The decision to drop him was made by O'Connor. That doesn't mean Joe Schmidt will agree. Different priorities, different circumstances."If we think Mike is the best guy for us, we will pick him. If we think Tadhg or Marty are, we will pick them," said O'Connor.

Ross remains the Irish incumbent, having signed a one-year contract extension. He wanted two seasons. He got one. Same happened to Moore with Leinster, who clearly saw the value in waiting 12 months before the changing of the guard. But we might not have to wait that long. Moore looks the part in all areas of play. So does Furlong. Rodney Ah You, essentially White's understudy in Connacht, is a tremendously powerful man but seems to be inhaling fumes around the hour mark of most games.

Schmidt was not willing to test the true value of Ah You’s impact against South Africa or Australia. Either way, Leinster have made the first move in moving on.

“I thought Marty played well. Off the back of his shoulder injury he needed to get some game minutes under his belt so we could make the best assessment for next week.”

Moore does need game time but no coach considers giving a player “minutes” in the do-or-die scenario that is a January European ties. He was selected on merit.

The 23-man list to face Italy next month should be interesting.

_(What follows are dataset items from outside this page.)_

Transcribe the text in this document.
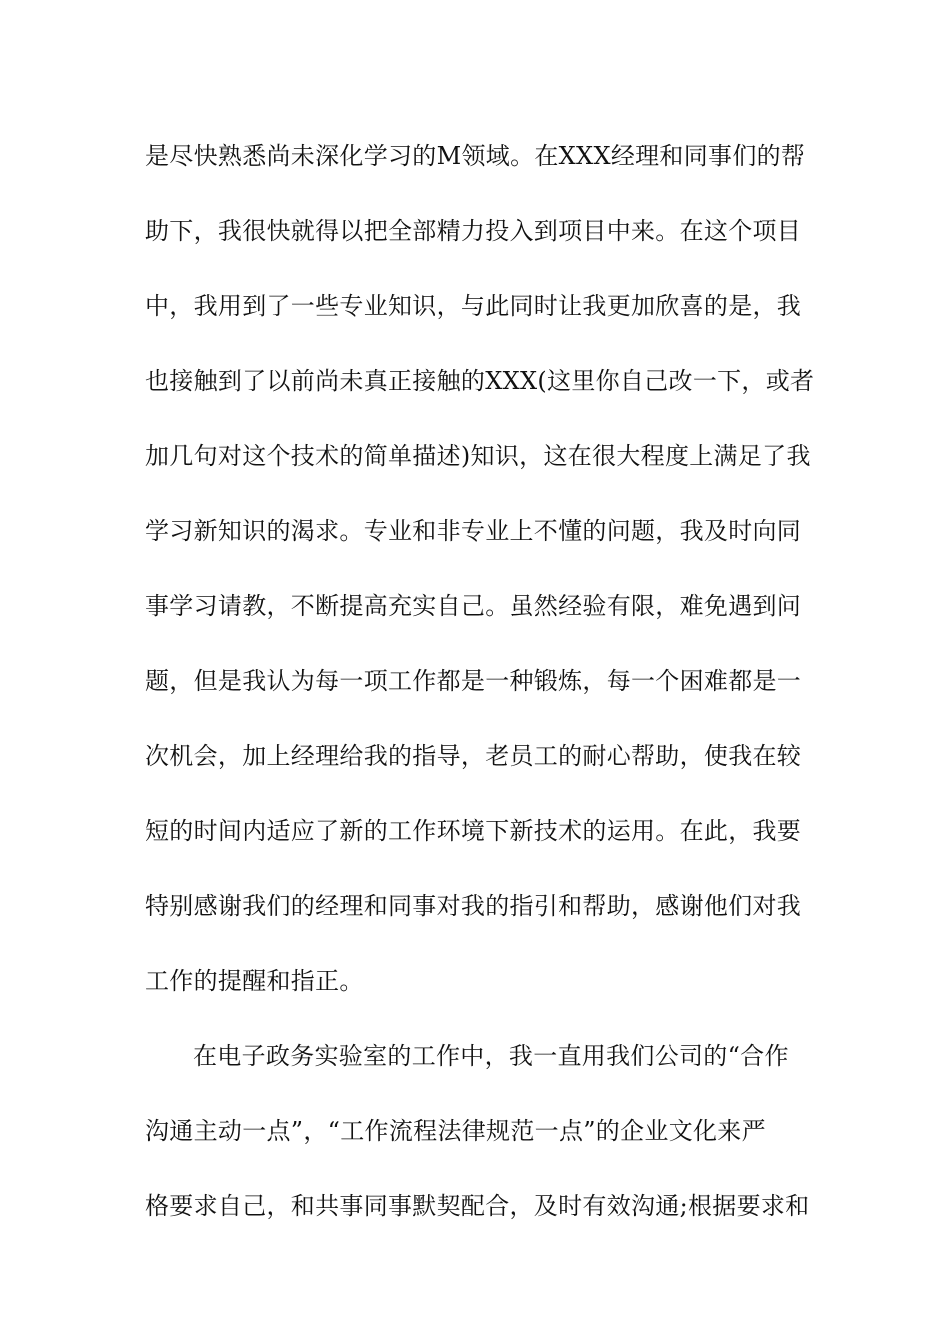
是尽快熟悉尚未深化学习的M领域。在XXX经理和同事们的帮
助下，我很快就得以把全部精力投入到项目中来。在这个项目
中，我用到了一些专业知识，与此同时让我更加欣喜的是，我
也接触到了以前尚未真正接触的XXX(这里你自己改一下，或者
加几句对这个技术的简单描述)知识，这在很大程度上满足了我
学习新知识的渴求。专业和非专业上不懂的问题，我及时向同
事学习请教，不断提高充实自己。虽然经验有限，难免遇到问
题，但是我认为每一项工作都是一种锻炼，每一个困难都是一
次机会，加上经理给我的指导，老员工的耐心帮助，使我在较
短的时间内适应了新的工作环境下新技术的运用。在此，我要
特别感谢我们的经理和同事对我的指引和帮助，感谢他们对我
工作的提醒和指正。
在电子政务实验室的工作中，我一直用我们公司的“合作
沟通主动一点”，“工作流程法律规范一点”的企业文化来严
格要求自己，和共事同事默契配合，及时有效沟通;根据要求和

In November O’Connor preached caution with regard to Furlong’s promotion to the Ireland camp. But things have changed significantly in the interim.

Escape with credit

Made of Wexford granite, in his solitary 80-minute match this season against


down in Thomond Park he was one of the only Leinster men to escape with credit.

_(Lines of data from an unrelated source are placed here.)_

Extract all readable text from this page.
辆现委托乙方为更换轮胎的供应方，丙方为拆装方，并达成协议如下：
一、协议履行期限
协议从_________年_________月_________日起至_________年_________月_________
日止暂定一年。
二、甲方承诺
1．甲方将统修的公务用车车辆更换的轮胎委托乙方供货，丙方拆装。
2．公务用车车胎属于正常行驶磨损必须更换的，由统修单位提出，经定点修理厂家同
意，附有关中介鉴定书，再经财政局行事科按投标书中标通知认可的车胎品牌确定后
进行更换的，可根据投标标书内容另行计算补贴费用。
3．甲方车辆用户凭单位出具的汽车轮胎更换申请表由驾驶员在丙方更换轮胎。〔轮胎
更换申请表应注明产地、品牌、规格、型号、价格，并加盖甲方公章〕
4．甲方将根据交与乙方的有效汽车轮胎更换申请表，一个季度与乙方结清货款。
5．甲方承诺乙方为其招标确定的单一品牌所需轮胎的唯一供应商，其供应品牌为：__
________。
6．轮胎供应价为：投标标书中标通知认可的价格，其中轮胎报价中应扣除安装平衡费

Moore already proved his worth during that vital last quarter at Stade de France in March.

White, having recently featured for the Connacht Eagles after elbow surgery, also comes back into consideration. So do Ah You and Stephen Archer but, as it currently stands, the pecking order is Moore, Furlong, Ross. In Leinster anyway.

There was once a time when Hayes was the only answer as Ross was forced over to London to earn a living.

At least that’s not the case anymore.